The introduction of unlimited, reusable TMs made newer Pokémon games easier than older ones, letting players completely change their team at any time.
The newer Pokémon video games are often accused of being far easier than their older counterparts. The universal Exp. Share of Generation 6 and beyond takes much the blame, but this mostly just negates the chore of grinding. Recent Pokémon games’ reusable TMs, on the other hand, take the planning out of teambuilding, granting unlimited access to powerful moves without any downsides.
TMs were, from Generations 1 through 4, single-use items used to teach a Pokémon a new move. In many cases, a particular TM had to be found somewhere out in the game world, with only one of that kind made available to the player for the entire game. This meant the decision to use each TM had to be made with caution; players had to figure out which Pokémon would most benefit from learning each TM’s move, and they also had to be sure it wouldn’t need room for a different move in the future, as overwriting the TM move would mean it was gone forever.
In Gen 5’s Pokémon Black and White, TMs became infinitely reusable. Rather than constructing a well-rounded team with a potential answer to every challenge, players could now tailor-build each Pokémon’s moveset to suit any situation, if they had enough compatible TMs on hand. Particularly useful TMs like Swords Dance and Substitute could also now be taught to multiple Pokémon, creating unlimited potential for easy sweeps through AI teams. The cost of purchasing TMs was significantly increased to reflect their infinite uses, but rarely has money been an issue in the Pokémon franchise. In Generation 7, the removal of HMs, previously used to navigate obstacles in the games’ overworlds, meant team movesets had even more freedom to juggle TM moves.
Unlimited TMs Let Players Practically Rewrite Their Pokémon
Pokémon Sword and Shield’s Generation 8 did create somewhat of a middle ground. Its new TRs function much like the original TMs in that they are single-use, but once a Pokémon has learned one of their moves, it essentially becomes a permanent part of that Pokémon’s learnset. Should it be forgotten, it can be recalled at a Move Reminder for free, eliminating the risk original TMs carried of being wasted and lost forever. That said, Gen 8 still includes the multi-use TMs – TRs only limit the use of 99 former TM moves (plus one new move).

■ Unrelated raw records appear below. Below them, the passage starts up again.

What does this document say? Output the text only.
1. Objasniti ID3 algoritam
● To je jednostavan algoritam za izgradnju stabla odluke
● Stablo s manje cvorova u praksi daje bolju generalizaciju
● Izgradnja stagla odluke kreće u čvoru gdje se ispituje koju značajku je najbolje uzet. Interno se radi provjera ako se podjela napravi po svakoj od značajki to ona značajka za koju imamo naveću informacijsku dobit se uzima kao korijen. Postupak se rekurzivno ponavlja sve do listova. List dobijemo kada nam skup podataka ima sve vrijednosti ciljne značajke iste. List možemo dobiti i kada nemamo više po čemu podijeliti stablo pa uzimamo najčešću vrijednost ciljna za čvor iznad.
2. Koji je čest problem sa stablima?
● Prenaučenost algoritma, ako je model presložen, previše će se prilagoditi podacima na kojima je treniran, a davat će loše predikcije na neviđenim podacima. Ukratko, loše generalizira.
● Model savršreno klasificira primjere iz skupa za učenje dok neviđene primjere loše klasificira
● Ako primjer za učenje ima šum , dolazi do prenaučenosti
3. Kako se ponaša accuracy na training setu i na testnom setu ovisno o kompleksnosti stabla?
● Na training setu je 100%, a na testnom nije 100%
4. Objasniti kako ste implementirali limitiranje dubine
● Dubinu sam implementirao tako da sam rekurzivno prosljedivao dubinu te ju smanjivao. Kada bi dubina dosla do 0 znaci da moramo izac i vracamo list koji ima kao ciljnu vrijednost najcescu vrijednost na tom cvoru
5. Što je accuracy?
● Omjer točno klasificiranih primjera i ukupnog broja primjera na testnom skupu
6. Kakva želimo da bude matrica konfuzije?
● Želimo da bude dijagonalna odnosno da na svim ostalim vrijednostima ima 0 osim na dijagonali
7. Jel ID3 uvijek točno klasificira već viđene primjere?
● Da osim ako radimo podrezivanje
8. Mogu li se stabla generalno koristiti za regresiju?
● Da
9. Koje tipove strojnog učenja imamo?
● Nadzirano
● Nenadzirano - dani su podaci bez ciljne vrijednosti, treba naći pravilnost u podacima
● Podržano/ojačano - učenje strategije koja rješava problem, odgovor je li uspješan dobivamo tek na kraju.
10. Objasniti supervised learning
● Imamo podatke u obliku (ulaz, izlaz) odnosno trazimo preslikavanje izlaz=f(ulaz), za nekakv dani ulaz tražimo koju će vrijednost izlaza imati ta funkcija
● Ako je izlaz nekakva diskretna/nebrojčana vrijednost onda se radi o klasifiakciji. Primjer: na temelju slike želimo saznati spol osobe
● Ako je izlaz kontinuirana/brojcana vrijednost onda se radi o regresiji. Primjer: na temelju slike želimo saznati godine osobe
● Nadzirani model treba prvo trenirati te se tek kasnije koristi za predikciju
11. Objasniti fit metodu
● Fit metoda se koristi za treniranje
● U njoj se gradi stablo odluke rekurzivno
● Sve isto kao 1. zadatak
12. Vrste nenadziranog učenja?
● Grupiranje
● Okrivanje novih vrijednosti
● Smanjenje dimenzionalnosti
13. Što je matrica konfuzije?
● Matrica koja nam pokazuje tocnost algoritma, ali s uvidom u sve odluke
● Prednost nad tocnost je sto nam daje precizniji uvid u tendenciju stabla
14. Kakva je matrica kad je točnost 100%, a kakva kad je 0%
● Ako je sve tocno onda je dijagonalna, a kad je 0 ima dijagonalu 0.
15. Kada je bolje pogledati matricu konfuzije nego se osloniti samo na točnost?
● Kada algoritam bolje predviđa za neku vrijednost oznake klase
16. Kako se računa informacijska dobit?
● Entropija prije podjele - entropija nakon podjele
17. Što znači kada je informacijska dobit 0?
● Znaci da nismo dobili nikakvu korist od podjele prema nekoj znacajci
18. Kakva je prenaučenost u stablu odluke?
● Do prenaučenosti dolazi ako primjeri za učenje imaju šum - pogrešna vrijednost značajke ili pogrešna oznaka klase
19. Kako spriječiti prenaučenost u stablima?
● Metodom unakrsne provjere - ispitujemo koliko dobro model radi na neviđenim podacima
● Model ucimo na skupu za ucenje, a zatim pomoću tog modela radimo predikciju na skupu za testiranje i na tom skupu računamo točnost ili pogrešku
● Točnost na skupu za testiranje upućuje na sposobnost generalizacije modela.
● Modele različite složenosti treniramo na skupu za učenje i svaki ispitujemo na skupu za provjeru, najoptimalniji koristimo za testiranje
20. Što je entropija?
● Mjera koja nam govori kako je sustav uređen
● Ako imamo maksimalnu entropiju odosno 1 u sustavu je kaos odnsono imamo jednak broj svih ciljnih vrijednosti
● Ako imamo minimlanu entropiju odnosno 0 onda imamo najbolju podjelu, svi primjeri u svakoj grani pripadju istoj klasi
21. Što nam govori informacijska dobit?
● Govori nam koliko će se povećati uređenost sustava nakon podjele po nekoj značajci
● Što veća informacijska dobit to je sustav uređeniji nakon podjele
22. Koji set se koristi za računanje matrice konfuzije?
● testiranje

Apart from making the games easier, reusable TMs also encourage players to constantly adapt a handful of Pokémon instead of exploring the diversity of the series’ roster or simply working around the strengths and weaknesses of each Pokémon. Players can just rewrite their teammates’ movesets over and over to fit the battle at hand, and this takes away just a bit of the magic of a player connecting with their Pokémon.